I went to City Walk at the end of our second week and knew that if I need a Western fix, that is where I would go, but I have not been back since. If you want something here, you can find it. You just have to know where to go. I just discovered a nearby gourmet market that has Swiss chocolate for a third of the cost I paid in Switzerland. I bought lights for Diwali at a Christmas store in the same market.

A student in my journalism class, who had lived in Cuba for a few years, said her first thought upon hearing that her father was being relocated to Delhi was "Capitalism." Very true. 

"How much for this bracelet?"
"2500 rupees."
"What is your best price?"
"You buy more, we talk." 




Humayun's Tomb, New Delhi



Woman cleans leaves from bench in gardens of Humayun's Tomb


People all around the world have heard of the Taj Mahal and it is on the top list of sites for anyone coming to India, but what many do not know is that these type of majestic tombs are enduring architectural legacies to the time when the Mughuls ruled northern India, a reign that lasted until the British seized India in the 19th Century.

One of these tombs is Humayun's Tomb in Delhi, not far from the tomb that gives my neighborhood its name, Safdarjung. Humayun was the second Mughal emperor, son of the Mughal that ended the Afghan rule of northern India, and Safdarjung was prime minister to the last Mughal. That their tombs should stand so close together is somewhat poetic.

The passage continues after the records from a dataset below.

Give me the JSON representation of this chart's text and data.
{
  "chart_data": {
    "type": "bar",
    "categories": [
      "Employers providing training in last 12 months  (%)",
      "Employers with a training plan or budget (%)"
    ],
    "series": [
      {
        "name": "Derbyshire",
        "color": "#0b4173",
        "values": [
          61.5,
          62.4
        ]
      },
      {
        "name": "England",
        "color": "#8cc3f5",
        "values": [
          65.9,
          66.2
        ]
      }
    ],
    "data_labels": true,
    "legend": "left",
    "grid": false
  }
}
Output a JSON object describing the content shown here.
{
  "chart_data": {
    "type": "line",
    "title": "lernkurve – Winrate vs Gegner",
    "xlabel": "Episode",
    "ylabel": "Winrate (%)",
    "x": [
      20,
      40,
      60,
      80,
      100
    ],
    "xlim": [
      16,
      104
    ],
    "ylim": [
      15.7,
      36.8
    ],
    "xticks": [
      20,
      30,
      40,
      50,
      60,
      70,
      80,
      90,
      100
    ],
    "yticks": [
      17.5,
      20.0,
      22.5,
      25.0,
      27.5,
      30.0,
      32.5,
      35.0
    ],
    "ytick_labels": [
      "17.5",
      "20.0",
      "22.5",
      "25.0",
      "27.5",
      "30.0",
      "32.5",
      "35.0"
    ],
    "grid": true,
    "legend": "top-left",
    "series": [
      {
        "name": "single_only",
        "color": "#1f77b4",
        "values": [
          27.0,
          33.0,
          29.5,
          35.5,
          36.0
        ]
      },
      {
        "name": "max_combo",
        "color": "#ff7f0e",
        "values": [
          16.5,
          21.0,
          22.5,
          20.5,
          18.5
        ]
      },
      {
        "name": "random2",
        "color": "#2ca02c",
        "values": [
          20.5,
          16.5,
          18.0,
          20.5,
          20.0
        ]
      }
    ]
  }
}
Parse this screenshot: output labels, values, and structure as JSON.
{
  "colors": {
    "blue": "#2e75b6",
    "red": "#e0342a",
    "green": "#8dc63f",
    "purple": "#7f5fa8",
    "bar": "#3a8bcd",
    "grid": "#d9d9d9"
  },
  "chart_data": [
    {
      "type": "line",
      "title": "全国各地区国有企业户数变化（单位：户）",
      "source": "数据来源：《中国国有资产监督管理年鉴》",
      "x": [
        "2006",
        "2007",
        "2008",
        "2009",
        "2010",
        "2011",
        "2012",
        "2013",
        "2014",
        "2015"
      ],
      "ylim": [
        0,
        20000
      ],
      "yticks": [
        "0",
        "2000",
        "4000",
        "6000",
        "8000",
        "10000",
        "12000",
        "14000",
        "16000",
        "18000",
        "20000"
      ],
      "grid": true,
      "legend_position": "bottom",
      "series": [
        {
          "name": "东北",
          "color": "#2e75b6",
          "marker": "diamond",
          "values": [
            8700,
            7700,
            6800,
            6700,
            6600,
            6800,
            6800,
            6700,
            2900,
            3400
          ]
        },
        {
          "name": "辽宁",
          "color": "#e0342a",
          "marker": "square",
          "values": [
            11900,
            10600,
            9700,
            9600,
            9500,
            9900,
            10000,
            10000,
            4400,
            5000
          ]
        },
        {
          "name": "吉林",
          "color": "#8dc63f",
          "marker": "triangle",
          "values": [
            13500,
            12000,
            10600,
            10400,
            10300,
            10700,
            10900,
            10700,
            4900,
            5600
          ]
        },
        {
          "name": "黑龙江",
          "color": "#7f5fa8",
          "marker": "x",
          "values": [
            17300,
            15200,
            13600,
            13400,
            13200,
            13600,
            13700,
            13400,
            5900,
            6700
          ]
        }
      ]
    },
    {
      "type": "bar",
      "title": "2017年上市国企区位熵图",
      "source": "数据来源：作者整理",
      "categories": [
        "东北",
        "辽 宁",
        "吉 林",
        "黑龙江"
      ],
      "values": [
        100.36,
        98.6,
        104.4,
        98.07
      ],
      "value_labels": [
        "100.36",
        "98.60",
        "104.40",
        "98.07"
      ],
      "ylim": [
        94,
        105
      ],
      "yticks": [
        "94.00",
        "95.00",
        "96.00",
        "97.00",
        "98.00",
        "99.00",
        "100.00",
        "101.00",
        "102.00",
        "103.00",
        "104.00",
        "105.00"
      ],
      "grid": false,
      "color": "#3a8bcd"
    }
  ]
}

Humayun's Tomb has just been restored (in fact they are still working on one outer building) through collaboration of the Aga Khan Trust and the Archaelogical Survey of India. There is an interesting film on the restoration here, courtesy of the Wall Street Journal blog:

http://blogs.wsj.com/indiarealtime/2013/09/18/before-the-taj-mahal-there-was-this/

Unlike his father, according to information from the Archaelogical Survey of India in its brochure on Humayun's Tomb, Humayun liked to write poetry and party more than fight. He was also an astronomer in what would be a long line of rulers who cared as much for the arts and sciences as the art of warfare. He was actually deposed by another dynasty from 1539-1555, and reinstated just a year before his death.

Humayun's tomb was constructed under the supervision of his widow and actually set the template for what would become known as the Mughal Indian architectural style: a bulbous dome set on top of an inner dome, sandstone, white marble inlay, incorporation of the lotus flower motif and the use of jali screens, which are intricate carvings into stone that are seen throughout India even in modern architecture. So, in fact, Humayun's tomb set the stage for the Taj Mahal.

Here are some more pictures:




The top picture is a picture of the inside of the main tomb, looking upward from the cenotaph that marks the emperor's tomb. The picture to the left directly above is the tomb of Humayun's barber. Note the jali screen. These screens are beautiful and characteristic of Indian architecture. They keep animals out but not mosquitoes. The photograph to the right is the inside of the dome of his barber's tomb, which is its own building set within the gardens of the emperor's tomb. The barber was honored with his own tomb because of his loyalty as the person who regularly held a blade to the throat of the emperor.

Humayun died after falling down stairs in the palace fort he took from his conqueror. He kicked out the Afghan shah with the help of a borrowed Persian army and took over the fort the shah had built. The Afghans/Pakistanis and the descendants of Humayun continue to wrestle for control of the northernmost borders of India.